Alicia Morgans: Absolutely. I think that's a great way to segue into my last question, which is holding ourselves accountable, but across disciplines. Because as we think about these different treatments, the novel mechanisms of action, some of these are oral, some of them are delivered with partners in nuclear medicine or perhaps even inpatient strategies with some of our bi specifics and other approaches. How do we work together optimally? And how do we recognize that even when things are oral, they may actually still have toxicities that require us to monitor patients and again, collaborate together to make sure patients are safe?

Daniel George: Alicia, this is a really critical thing, because I think 10 years ago maybe there was some turf battle over who's going to treat the patients with this drug or that drug. In my mind, that's a moot point now. We all need to be advanced prostate cancer clinicians, every radiation oncologist, urologist, medical oncologist. There are so many patients now living with advanced prostate cancer. We've doubled the time, maybe not at this very last castrate resistant disease setting, we haven't doubled the time, but all the treatments up till then and all the impact we've had on metastatic hormone sensitive disease, and now this kind of influx of more patients with advanced prostate cancer because of some decreased screening that's happened, we're inundated with a higher and higher burden of prostate cancer. People are living longer, just naturally. So now we're getting more men diagnosed with prostate cancer in their eighties that we're treating.

And there are unique challenges to that population of patients. So this is not a time to be fighting over who's going to do what. This is a time of coming together and informing multidisciplinary standards, consensus on quality. Everybody needs to get these things done in terms of bone health, in terms of genetic testing, in terms of tumor burden assessment and discussions of chemotherapy, hormonal therapies, targeted therapies, and at what point. And then we can figure out how can we deliver those things collectively. So I'm not going to give radio therapies, and I may give chemotherapies, but there's lots of people that can give hormonal therapies.

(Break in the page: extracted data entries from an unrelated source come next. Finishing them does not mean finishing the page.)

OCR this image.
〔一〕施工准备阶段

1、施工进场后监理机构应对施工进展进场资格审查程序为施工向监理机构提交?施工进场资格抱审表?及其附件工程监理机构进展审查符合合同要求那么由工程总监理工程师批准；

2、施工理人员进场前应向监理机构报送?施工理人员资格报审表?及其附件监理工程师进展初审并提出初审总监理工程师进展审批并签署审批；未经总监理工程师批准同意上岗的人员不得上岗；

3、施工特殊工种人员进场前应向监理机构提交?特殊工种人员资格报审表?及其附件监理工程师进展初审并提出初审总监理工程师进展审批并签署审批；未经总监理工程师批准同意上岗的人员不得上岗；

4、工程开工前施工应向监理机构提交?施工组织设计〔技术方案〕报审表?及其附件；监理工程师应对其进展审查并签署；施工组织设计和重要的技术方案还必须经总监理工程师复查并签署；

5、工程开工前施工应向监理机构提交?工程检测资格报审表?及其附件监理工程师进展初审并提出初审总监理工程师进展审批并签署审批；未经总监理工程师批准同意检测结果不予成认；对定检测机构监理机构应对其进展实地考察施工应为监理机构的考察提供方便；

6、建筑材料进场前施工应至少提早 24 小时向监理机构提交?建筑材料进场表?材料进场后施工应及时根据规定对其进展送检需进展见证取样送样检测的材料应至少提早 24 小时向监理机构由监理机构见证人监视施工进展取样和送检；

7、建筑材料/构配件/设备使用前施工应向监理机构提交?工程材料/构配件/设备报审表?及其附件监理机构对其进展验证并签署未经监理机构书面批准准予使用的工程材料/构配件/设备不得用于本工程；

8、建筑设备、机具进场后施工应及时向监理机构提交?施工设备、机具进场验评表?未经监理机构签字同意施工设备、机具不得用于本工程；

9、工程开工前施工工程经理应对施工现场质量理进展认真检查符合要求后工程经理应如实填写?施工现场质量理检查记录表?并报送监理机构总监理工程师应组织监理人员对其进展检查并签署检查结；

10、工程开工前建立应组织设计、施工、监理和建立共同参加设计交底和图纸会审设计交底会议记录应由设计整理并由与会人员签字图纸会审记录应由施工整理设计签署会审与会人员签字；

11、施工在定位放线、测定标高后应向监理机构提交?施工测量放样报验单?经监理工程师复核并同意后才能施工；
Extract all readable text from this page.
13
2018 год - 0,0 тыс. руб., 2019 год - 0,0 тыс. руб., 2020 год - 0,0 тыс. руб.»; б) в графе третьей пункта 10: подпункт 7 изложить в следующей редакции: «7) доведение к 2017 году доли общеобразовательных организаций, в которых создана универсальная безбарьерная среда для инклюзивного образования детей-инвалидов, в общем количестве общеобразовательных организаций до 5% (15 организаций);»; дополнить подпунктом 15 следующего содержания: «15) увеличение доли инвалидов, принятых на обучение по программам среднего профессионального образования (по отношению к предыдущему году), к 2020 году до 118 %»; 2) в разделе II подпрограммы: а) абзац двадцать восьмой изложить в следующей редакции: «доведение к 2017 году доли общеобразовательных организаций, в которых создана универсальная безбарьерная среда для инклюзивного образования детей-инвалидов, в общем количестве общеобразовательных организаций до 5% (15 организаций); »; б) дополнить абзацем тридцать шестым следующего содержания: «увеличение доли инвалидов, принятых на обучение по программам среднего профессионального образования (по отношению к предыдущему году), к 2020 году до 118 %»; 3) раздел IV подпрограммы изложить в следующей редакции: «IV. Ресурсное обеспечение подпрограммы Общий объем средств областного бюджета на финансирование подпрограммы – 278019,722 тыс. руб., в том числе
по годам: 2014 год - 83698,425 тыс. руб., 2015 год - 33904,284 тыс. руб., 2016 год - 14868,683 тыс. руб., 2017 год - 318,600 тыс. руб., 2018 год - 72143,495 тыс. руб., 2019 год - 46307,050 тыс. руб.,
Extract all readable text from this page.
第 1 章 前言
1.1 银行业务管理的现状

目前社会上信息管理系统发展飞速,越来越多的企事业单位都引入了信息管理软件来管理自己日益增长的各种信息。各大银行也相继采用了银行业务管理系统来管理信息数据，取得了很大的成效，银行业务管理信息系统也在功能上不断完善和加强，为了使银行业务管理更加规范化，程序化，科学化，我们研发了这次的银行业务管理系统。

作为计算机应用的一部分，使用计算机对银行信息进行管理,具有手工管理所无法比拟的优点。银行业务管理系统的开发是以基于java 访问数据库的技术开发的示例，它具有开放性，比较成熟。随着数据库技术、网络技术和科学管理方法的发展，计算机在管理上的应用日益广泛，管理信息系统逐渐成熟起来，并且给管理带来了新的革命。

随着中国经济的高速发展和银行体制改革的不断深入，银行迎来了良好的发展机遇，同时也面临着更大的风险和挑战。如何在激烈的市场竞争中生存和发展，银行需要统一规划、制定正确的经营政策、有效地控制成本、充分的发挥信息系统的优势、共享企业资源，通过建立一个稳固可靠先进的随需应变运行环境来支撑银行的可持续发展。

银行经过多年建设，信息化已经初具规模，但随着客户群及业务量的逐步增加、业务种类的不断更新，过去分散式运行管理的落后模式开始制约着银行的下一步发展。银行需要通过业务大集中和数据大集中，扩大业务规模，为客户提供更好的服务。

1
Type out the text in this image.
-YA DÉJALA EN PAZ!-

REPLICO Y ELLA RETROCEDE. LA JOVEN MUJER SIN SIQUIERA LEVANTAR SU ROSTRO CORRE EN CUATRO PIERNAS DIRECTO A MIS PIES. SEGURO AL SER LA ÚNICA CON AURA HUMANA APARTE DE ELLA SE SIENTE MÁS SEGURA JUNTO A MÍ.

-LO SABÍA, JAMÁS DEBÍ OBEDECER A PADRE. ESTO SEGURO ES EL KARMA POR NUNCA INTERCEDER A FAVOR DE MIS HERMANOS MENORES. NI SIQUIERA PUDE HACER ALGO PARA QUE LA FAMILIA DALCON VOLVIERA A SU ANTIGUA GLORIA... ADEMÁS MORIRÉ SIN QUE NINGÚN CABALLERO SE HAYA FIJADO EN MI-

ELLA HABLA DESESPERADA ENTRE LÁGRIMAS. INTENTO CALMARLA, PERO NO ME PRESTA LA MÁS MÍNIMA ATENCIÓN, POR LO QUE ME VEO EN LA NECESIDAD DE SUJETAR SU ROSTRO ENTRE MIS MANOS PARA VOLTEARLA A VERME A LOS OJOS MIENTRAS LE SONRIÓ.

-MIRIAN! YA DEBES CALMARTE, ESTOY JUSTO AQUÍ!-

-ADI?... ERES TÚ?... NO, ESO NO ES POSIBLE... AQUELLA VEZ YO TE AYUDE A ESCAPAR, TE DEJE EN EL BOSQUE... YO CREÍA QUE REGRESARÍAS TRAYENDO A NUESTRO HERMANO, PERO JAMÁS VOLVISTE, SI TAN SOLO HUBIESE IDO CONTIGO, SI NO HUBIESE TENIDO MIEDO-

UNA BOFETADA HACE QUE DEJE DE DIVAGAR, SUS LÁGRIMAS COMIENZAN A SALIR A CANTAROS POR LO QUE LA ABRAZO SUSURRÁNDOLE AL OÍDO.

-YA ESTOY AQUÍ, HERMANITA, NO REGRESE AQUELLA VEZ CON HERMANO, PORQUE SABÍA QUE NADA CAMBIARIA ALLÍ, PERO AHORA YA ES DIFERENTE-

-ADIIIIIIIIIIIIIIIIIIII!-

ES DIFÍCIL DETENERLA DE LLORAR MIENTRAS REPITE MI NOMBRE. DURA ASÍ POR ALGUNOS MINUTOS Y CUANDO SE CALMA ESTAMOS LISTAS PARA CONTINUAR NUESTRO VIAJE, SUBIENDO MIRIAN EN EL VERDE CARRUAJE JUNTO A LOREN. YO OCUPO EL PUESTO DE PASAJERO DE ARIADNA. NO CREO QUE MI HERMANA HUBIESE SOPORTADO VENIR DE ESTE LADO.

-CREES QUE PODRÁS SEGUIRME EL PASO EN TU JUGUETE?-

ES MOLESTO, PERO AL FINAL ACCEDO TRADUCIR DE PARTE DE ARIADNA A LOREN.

And so we're going to have to divide and conquer this because there's more patients, more treatments, more disease and burden of patients management than any one profession can handle. So that's where I think the centers can come together. In your own community, you can come together. Because medical oncologists are getting bombarded out there on the general side from all cancers, not just prostate cancer. That's proliferating and options and survival. It's all these cancers. So we all need help, and we've got to band together for that.

Alicia Morgans: Absolutely. I think to really overcome what has become such a complex disease, we have to work together. We have to understand our own strengths and weaknesses, understand the pros and cons of each of these treatments, work with our patients to make those shared decisions, and ultimately do what's right for that individual patient as we try to do what's best for his cancer.

So thank you so much for taking the time today and sharing a huge amount of knowledge with us. We really appreciate your expertise.

Daniel George: My pleasure, as always, Alicia. Nice to see you.